Сердце на секунду стучит чаще.
Я моргаю – и движение исчезает. Лишь калитка чуть подрагивает, хотя ветра почти нет.
Фонарь над воротами щёлкает. Свет на секунду гаснет, потом снова включается.
– Понял, где будешь жить, – шепчу я почти беззвучно, сама для себя.
Ответа, естественно, нет. Только где-то в области потолка лёгкий мягкий шорох, словно кто-то переложил невидимый мешочек с места на место, устраиваясь удобнее.
Я ложусь в постель, накрываюсь одеялом. Матрас скрипит по-стариковски, подушка пахнет чистым бельём и чуть-чуть крахмалом.
Сверху дом шумит своей обычной ночной жизнью. Доски, мыши, трубы – и ещё одно сердце, которое я не видела ни разу, но теперь чувствую всё отчётливее.
Перед тем как совсем провалиться в сон, я ещё раз вспоминаю календарный листок на кухне. Эти два слова – «Берегите память» – горят у меня под закрытыми веками.
За окном фонарь снова коротко щёлкает. И мне внезапно ясно: завтрашний день будет не только про юристов, письма и расписание автобусов.
Кто-то ещё уже готовится вмешаться.
И этот «кто-то» давно знает нашу семью.
Глава 2. Спор о наследстве
Просыпаюсь от того, что на кухне тихо звенит посуда и тикают настенные часы. В комнате ещё серовато, занавеска пропускает рассеянный свет, и на потолке дрожит слабое пятно от фонаря во дворе.
Я пару секунд лежу, вспоминаю вчерашний вечер: дорога, дождь, лампочка над крыльцом, которая мигала не к месту, и странное ощущение, что в дом вместе со мной вошёл ещё кто-то. Не чужой, но очень настойчивый.
Дышится легко. Воздух здесь другой, дачный: сырой, но чистый. Я тянусь, сажусь на кровати, ноги нащупывают ковёр. Пол под ним отвечает тонким скрипом.
– Вера, ты там ещё долго? – доносится из кухни голос бабушки. – От автобуса отстанем.
Значит, у нас действительно серьёзные планы на сегодняшний день, а не просто страшный сон про наследство.
Я накидываю тёплую кофту и выхожу в коридор.
В кухне уже горит лампа. Свет тёплый, немного жёлтый, но после ночи кажется бодрым. Бабушка суетится у плиты, на столе стоит тарелка с кашей, рядом – хлеб, сахарница, масло.
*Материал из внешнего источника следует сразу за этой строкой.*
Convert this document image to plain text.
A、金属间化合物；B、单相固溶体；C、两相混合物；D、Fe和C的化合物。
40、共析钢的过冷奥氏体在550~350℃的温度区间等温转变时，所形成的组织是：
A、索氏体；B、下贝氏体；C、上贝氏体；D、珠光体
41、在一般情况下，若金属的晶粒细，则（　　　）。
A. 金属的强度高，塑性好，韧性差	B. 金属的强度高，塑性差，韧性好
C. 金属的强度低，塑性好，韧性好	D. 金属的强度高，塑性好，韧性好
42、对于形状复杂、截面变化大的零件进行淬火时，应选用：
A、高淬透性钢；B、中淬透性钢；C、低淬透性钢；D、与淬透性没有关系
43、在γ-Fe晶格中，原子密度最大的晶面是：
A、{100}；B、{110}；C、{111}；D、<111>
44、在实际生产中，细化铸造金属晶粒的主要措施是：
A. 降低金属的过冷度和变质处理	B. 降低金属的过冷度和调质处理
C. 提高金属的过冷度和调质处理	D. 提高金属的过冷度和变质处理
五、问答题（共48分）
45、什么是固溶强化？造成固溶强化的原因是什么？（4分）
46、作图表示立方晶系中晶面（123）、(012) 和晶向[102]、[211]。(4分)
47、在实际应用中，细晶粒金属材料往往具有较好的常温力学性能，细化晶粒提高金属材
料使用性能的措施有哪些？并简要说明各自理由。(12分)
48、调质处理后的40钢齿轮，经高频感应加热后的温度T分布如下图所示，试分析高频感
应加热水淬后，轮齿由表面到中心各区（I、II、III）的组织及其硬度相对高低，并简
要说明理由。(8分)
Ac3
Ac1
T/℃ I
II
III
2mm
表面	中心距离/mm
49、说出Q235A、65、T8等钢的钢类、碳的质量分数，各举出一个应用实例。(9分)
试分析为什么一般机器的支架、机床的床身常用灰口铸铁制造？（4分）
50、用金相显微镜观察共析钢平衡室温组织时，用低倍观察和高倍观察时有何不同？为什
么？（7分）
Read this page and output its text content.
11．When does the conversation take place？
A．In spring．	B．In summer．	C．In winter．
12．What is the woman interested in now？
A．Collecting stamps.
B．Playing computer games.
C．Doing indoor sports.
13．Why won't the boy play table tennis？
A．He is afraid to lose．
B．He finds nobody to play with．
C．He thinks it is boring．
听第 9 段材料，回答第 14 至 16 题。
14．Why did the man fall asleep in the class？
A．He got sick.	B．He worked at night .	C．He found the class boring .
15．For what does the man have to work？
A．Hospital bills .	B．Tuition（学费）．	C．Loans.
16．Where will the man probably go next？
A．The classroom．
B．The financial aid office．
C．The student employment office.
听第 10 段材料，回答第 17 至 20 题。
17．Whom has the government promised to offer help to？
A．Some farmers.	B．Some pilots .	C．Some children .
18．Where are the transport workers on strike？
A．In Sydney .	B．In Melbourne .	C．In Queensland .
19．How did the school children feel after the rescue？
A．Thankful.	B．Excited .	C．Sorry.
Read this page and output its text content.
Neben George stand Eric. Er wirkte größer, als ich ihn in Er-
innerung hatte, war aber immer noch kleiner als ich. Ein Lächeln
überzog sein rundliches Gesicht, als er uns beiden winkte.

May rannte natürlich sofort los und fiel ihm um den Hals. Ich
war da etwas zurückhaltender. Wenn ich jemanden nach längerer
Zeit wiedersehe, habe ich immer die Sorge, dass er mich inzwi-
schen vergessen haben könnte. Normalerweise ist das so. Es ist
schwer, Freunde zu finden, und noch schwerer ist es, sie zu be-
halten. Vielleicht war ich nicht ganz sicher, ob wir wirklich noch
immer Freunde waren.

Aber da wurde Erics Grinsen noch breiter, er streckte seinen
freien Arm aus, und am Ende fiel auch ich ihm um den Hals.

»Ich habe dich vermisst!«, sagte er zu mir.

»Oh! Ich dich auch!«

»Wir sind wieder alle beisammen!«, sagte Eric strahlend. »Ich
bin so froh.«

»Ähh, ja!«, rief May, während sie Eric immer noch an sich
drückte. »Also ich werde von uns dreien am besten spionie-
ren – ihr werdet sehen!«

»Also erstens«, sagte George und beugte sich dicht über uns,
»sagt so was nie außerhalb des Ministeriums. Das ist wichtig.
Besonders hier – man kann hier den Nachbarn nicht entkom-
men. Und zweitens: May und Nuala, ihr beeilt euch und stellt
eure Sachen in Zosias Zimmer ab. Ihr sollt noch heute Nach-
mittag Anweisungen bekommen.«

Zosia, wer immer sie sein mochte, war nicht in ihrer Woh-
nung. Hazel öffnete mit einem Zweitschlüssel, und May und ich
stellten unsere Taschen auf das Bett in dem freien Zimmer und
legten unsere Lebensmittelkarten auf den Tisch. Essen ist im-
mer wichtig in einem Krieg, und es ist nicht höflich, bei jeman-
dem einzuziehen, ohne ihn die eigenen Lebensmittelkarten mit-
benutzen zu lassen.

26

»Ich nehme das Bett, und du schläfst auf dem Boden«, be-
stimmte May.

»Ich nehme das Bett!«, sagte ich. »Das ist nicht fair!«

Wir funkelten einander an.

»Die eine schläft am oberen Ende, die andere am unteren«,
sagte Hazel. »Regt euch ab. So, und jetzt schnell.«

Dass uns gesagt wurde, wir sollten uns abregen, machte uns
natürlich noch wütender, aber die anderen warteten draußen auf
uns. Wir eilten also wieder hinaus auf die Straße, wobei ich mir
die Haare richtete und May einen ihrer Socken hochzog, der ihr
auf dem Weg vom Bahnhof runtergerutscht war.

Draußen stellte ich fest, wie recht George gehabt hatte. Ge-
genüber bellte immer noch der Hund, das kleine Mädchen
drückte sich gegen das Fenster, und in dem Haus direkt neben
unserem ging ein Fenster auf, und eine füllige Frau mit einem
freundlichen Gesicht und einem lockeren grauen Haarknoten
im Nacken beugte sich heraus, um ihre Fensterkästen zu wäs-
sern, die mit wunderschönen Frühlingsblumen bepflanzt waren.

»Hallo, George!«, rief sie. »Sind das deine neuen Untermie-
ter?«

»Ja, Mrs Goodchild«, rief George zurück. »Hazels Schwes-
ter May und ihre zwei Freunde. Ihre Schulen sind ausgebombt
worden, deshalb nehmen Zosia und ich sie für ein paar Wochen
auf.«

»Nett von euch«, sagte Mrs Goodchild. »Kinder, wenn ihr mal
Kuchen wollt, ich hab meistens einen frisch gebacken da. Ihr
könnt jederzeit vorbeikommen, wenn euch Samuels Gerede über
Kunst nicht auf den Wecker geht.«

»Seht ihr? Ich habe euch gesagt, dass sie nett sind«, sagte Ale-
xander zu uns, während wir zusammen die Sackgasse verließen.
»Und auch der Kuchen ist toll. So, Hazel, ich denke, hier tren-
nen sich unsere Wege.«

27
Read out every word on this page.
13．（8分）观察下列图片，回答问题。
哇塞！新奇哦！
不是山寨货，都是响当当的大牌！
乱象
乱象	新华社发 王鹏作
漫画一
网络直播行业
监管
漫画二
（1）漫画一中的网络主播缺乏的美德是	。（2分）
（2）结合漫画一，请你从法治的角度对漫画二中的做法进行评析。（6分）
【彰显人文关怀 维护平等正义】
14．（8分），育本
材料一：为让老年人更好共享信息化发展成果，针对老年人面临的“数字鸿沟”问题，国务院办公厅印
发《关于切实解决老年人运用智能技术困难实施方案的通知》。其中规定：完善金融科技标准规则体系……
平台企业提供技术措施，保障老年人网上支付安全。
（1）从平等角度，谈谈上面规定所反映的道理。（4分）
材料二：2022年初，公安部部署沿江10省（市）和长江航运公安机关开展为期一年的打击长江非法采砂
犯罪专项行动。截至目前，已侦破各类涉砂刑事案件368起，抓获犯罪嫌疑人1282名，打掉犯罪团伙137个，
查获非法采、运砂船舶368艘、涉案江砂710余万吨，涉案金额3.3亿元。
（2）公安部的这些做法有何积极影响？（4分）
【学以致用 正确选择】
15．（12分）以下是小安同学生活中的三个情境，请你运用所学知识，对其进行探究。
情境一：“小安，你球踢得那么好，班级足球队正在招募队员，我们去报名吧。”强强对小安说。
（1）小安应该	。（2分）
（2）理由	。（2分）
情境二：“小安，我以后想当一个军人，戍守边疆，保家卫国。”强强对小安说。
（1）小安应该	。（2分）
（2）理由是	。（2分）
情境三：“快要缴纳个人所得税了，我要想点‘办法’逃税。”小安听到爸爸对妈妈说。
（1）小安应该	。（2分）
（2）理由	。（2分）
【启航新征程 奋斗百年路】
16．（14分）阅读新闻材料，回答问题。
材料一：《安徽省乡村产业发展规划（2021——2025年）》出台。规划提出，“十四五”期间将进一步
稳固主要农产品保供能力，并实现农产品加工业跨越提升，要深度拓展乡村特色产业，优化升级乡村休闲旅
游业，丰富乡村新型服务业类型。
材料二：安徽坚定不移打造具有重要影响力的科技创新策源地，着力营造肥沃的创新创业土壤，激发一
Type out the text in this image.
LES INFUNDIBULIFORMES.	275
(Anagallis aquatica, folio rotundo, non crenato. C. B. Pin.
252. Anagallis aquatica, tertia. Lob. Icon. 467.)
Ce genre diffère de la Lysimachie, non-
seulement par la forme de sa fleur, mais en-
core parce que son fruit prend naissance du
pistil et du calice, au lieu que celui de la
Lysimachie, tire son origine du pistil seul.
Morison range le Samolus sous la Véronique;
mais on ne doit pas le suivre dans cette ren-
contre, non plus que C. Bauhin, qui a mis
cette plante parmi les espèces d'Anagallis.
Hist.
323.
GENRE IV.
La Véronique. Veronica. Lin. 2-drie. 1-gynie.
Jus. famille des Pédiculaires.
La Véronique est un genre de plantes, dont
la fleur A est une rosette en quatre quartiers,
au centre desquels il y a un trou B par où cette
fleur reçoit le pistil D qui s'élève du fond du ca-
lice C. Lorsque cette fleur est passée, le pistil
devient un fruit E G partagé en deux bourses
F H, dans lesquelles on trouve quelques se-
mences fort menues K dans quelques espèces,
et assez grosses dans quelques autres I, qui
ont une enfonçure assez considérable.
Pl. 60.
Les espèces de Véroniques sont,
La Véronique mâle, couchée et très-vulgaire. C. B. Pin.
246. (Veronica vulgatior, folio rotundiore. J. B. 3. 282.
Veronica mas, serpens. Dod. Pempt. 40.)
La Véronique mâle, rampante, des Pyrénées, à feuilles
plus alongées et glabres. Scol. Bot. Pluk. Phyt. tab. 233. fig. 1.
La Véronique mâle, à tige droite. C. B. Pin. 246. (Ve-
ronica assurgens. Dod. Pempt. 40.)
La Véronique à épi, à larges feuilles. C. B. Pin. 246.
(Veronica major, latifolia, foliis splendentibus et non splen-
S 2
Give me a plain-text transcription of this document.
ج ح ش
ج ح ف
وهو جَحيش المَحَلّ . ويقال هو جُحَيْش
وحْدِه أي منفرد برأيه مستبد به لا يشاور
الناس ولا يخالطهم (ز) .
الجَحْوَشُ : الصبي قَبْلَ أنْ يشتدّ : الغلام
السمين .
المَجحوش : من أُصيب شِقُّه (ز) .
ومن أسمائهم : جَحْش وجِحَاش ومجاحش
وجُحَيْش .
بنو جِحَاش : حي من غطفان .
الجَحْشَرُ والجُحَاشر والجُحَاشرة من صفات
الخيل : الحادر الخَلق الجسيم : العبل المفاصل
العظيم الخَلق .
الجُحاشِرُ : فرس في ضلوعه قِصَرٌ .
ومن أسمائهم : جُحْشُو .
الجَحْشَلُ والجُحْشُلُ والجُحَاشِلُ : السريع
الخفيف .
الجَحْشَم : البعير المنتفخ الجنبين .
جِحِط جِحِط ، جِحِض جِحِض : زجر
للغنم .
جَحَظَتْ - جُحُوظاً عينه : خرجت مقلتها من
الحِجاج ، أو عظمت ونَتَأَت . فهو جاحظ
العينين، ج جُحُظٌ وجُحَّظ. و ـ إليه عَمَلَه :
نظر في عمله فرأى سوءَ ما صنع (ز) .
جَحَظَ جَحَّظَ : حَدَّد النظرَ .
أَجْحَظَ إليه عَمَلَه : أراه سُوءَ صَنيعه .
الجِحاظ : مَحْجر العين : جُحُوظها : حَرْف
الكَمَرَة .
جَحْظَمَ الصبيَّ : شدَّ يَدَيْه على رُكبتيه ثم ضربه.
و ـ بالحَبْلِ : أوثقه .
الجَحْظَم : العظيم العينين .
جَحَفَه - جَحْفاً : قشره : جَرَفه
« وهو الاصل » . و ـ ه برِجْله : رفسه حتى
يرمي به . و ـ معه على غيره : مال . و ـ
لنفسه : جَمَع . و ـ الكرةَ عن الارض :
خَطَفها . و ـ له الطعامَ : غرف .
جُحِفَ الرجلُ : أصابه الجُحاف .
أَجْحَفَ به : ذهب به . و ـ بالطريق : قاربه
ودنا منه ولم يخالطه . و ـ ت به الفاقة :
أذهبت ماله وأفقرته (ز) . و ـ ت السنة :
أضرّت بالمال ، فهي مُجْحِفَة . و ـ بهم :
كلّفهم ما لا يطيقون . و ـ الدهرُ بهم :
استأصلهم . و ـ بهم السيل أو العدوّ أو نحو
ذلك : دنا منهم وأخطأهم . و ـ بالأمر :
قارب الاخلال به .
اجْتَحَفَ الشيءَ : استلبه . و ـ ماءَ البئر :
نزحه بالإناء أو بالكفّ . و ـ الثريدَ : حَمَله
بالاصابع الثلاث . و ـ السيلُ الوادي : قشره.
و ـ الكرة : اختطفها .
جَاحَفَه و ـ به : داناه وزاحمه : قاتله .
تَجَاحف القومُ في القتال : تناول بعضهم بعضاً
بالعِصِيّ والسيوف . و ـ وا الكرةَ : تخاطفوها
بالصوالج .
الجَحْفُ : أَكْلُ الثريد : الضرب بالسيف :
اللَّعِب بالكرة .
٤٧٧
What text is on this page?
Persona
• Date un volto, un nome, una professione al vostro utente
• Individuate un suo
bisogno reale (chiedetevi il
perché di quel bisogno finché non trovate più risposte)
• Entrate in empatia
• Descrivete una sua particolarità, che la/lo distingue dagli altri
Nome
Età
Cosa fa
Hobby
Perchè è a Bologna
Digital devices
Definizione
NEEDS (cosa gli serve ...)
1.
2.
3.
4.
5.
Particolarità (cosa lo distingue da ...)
И посреди этого – вчерашний календарный листок.
Он по-прежнему лежит под солонкой, но теперь сдвинут немного в сторону, так что слова «Берегите память» открыты полностью. Вчера он выглядывал углом, а сейчас словно сам вылез на свет.
Я останавливаюсь у стола и машинально поправляю край бумажки. Чернила чуть размылись от влажного воздуха, но надпись читается очень ясно.
– Не расползлось? – спрашивает бабушка, заметив, куда я смотрю. – Я солонкой прижала, пока окно не открыла.
– Живое ещё, – говорю я. – На месте.
– Угу, – бурчит она. – Память не бумага, её солью не придавишь. Садись, ешь, автобус ждать не будет.
Я сажусь на своё обычное место. Ложка стучит о тарелку, каша горячая, но быстро остывает. За окном прохладно, стекло в мелких каплях.
– Ты уверена, что нам сегодня именно туда? – спрашиваю я в сторону окна.
– Куда ещё, – отвечает бабушка. – Письмо ты читала. Пока они там бумаги перекраивают, не успеешь оглянуться, как из нашей семьи сделают посторонних.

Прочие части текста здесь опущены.